Heroin can be administered three ways: smoking, snorting, or shooting (injecting). Because it enters the brain quite quickly, heroin is very addictive. In fact, each time a user administers heroin, more is needed to get the same high. Heroin is one of the most destructive and physically addictive drugs. Similarly, all opiates are physically addictive drugs. Opiate abusers will develop a tolerance, or the need to use larger amounts to obtain the same effects. They become addicted to opiates when they require regular and increasing doses in order to function normally in daily life.

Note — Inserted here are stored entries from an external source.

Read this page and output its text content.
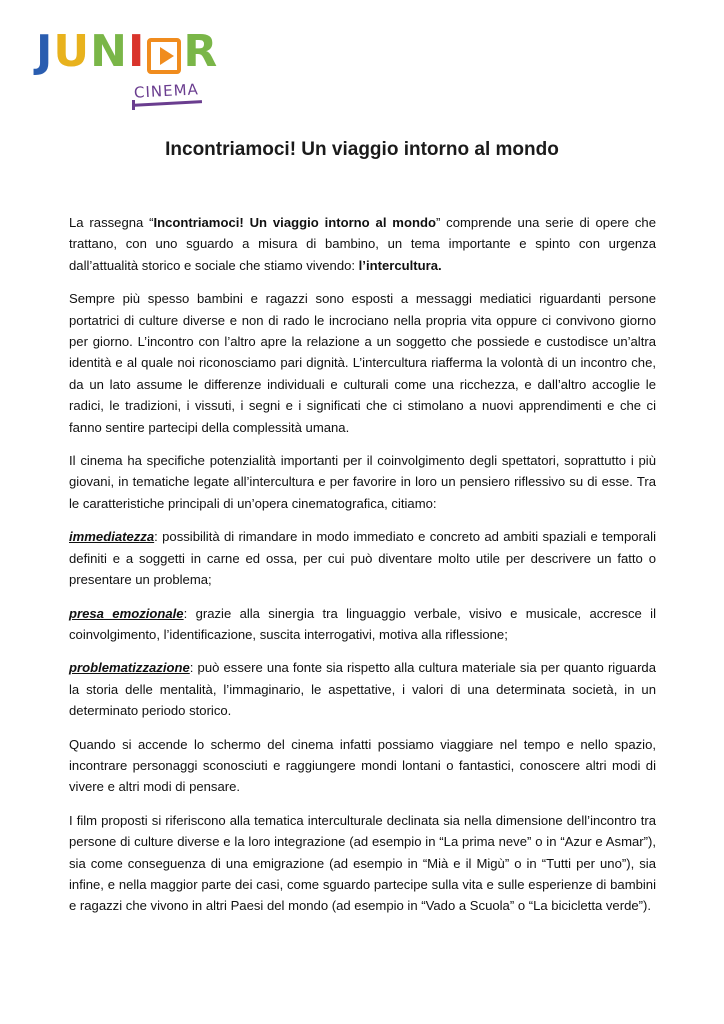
J U N I R
CINEMA
Incontriamoci! Un viaggio intorno al mondo

La rassegna “Incontriamoci! Un viaggio intorno al mondo” comprende una serie di opere che trattano, con uno sguardo a misura di bambino, un tema importante e spinto con urgenza dall’attualità storico e sociale che stiamo vivendo: l’intercultura.

Sempre più spesso bambini e ragazzi sono esposti a messaggi mediatici riguardanti persone portatrici di culture diverse e non di rado le incrociano nella propria vita oppure ci convivono giorno per giorno. L’incontro con l’altro apre la relazione a un soggetto che possiede e custodisce un’altra identità e al quale noi riconosciamo pari dignità. L’intercultura riafferma la volontà di un incontro che, da un lato assume le differenze individuali e culturali come una ricchezza, e dall’altro accoglie le radici, le tradizioni, i vissuti, i segni e i significati che ci stimolano a nuovi apprendimenti e che ci fanno sentire partecipi della complessità umana.

Il cinema ha specifiche potenzialità importanti per il coinvolgimento degli spettatori, soprattutto i più giovani, in tematiche legate all’intercultura e per favorire in loro un pensiero riflessivo su di esse. Tra le caratteristiche principali di un’opera cinematografica, citiamo:

immediatezza: possibilità di rimandare in modo immediato e concreto ad ambiti spaziali e temporali definiti e a soggetti in carne ed ossa, per cui può diventare molto utile per descrivere un fatto o presentare un problema;

presa emozionale: grazie alla sinergia tra linguaggio verbale, visivo e musicale, accresce il coinvolgimento, l’identificazione, suscita interrogativi, motiva alla riflessione;

problematizzazione: può essere una fonte sia rispetto alla cultura materiale sia per quanto riguarda la storia delle mentalità, l’immaginario, le aspettative, i valori di una determinata società, in un determinato periodo storico.

Quando si accende lo schermo del cinema infatti possiamo viaggiare nel tempo e nello spazio, incontrare personaggi sconosciuti e raggiungere mondi lontani o fantastici, conoscere altri modi di vivere e altri modi di pensare.

I film proposti si riferiscono alla tematica interculturale declinata sia nella dimensione dell’incontro tra persone di culture diverse e la loro integrazione (ad esempio in “La prima neve” o in “Azur e Asmar”), sia come conseguenza di una emigrazione (ad esempio in “Mià e il Migù” o in “Tutti per uno”), sia infine, e nella maggior parte dei casi, come sguardo partecipe sulla vita e sulle esperienze di bambini e ragazzi che vivono in altri Paesi del mondo (ad esempio in “Vado a Scuola” o “La bicicletta verde”).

Warm, flushed skin, dry mouth and heavy limbs accompany heroin and opiate users’ initial experiences of euphoria. Next, users alternate between wakeful and drowsy states, at which point nausea and constipation may occur. Occasionally, when consumed in large doses, opiates can suppress breathing to the point of death. Heroin addiction can cause clouded mental functioning, vomiting, drowsiness, pain in the bones, hypothermia, diarrhea and restlessness.

Long-term effects of heroin and opiate use include collapsed veins, infection of the heart lining and valves, abscesses, cellulitis and liver disease. Pulmonary conditions, including various types of pneumonia, often arise due to users’ poor health and suppressed respiration. Other infectious diseases, such as HIV/AIDS and hepatitis, may also result from taking heroin intravenously.

At New Beginnings Lake Charles our treatment program is highly sensitive to the addict’s individual withdrawal symptoms and potential for relapse. Recovery from heroin addiction is achievable with help! After a customized treatment plan has been established, the patient usually begins the medical detoxification process. The primary objective of heroin and opiate detoxification is to bring addicts to drug-free states while managing their withdrawal symptoms and other potential medical complications.

Because detoxing from opiates can be quite difficult and involve severe complications, medical monitoring is recommended. While detoxification alone doesn’t lead to recovery from addiction, it is an important first step in the process: Patients cannot overcome addiction until drugs are out of their systems. Our Professional Medical and Clinical Staff are trained to relieve withdrawal symptoms and to delve into the underlying psychological and physical issues that have initiated the problem.